We've listened to both camps and maybe like me, you've been torn. I'm a true Fabian democrat and like to hear both sides of the argument. I'm naturally an IN person of course - cottage in Brittany, no delusions of grandeur about our colonialist past, French influence to my business, Italians counted amongst my best friends, many lovely European employees and (as you know) a penchant for jumping on the train to Paris for an impromptu day's shopping. BUT just like you (and you the UKIP voter), I see the thousands of refugees or economic migrants and I worry about our "green and pleasant land". Anyone who has visited China, India, Indonesia will know that we have plenty of space - space we like and selfishly want to keep. I also hate the EEC bureaucracy and waste, worry about our schools and NHS capacity as much as the next person.
Whilst Londoners have voted for democracy in a socially inclusive society via their support of Sadiq Khan, we will also secretly hang on to the fact that we don't want to be overrun. Our house prices are ridiculous and our younger generation have no chance of getting on the ladder, so a price crash may be no bad thing.
So yes, I do listen to both sides of the argument. But I keep falling into the Stay In camp. For one thing, I don't believe we are as amazing as some British people brag. Alone on the edge of Europe we will yield little power and and be vulnerable. If we leave, Scotland will rekindle their independence obsession and maybe Northern Ireland too. So Great Britain may become England & Wales, which, without our Celtic warrior cousins is scarily small.
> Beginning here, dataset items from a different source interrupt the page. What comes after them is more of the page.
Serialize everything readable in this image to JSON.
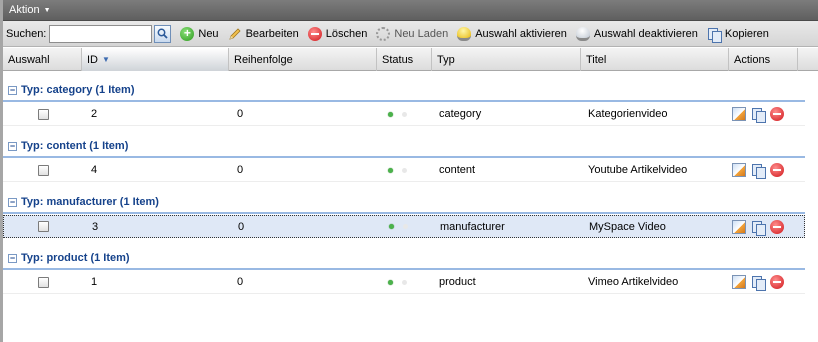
{
  "menubar": {
    "aktion_label": "Aktion"
  },
  "toolbar": {
    "search_label": "Suchen:",
    "search_value": "",
    "buttons": {
      "neu": "Neu",
      "bearbeiten": "Bearbeiten",
      "loeschen": "Löschen",
      "neu_laden": "Neu Laden",
      "auswahl_aktivieren": "Auswahl aktivieren",
      "auswahl_deaktivieren": "Auswahl deaktivieren",
      "kopieren": "Kopieren"
    }
  },
  "grid": {
    "columns": {
      "auswahl": "Auswahl",
      "id": "ID",
      "reihenfolge": "Reihenfolge",
      "status": "Status",
      "typ": "Typ",
      "titel": "Titel",
      "actions": "Actions"
    },
    "groups": [
      {
        "label": "Typ: category (1 Item)",
        "row": {
          "id": "2",
          "reihenfolge": "0",
          "typ": "category",
          "titel": "Kategorienvideo",
          "selected": false
        }
      },
      {
        "label": "Typ: content (1 Item)",
        "row": {
          "id": "4",
          "reihenfolge": "0",
          "typ": "content",
          "titel": "Youtube Artikelvideo",
          "selected": false
        }
      },
      {
        "label": "Typ: manufacturer (1 Item)",
        "row": {
          "id": "3",
          "reihenfolge": "0",
          "typ": "manufacturer",
          "titel": "MySpace Video",
          "selected": true
        }
      },
      {
        "label": "Typ: product (1 Item)",
        "row": {
          "id": "1",
          "reihenfolge": "0",
          "typ": "product",
          "titel": "Vimeo Artikelvideo",
          "selected": false
        }
      }
    ]
  },
  "colors": {
    "group_text": "#15428b",
    "group_line": "#99b9e3",
    "selected_row": "#dfe8f6",
    "status_active": "#4bb24b"
  }
}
Then there is the fact that whilst we may be terrified by the swarming mass of young men heading this way, they are fired up with the power of needing to prove themselves. First generation immigrants want to work and send money home. They have twice the energy, passion and drive of most of our home grown boys. Don't underestimate what they can achieve for our economy. Plus immigration works both ways - have you forgotten how many of us have opted for retirement in the sun? Yes, over 1 million ageing Brits, dodgy-hearted through excesses of our beloved fish, chips and booze will no longer be able to afford their hedonistic lifestyle on the Costa del Retirement. The scary thing is that due to the over development of southern Spain, many will head home penniless refugees - looking for support from local councils and NHS trusts they long since abandoned. Returning old ex-pats will not boost the economy.
In the meantime we should be congratulating ourselves that at least we won't have to offer refuge to those poor Syrian and Afghan refugees. But no - guess what, we may just have to keep the borders open anyway. Trade agreements have to be sorted, we will be on the back foot and need Europe more than they will want us. With the agreements may come the imposition of immigrants, bale-outs, financial support. We know how good we are in getting what we want from our negotiations - good work Cameron - not. We just don't know what we will have to agree to in order to secure our trade deals - but we have been warned they won't be friendly.
So all in all, I'm for Staying In, of course with reservations and if we vote to leave well, hey its not going to be Armageddon - we will survive and maybe in time we will prosper again. We know it will take 5, 10 or even 20 years to get things sorted and while we do, we will have commercial insecurity. Insecurity leads to lack of investment, lack of investment leads to recession, recession leads to redundancies and that's tough.
But please let's stay friends on this - I know I've been teasing the leavers, but it's done in jest. I do love a good-natured vicious argument but I will be the first to kiss and make up once the vote is counted. May the best camp win. The subject is now closed.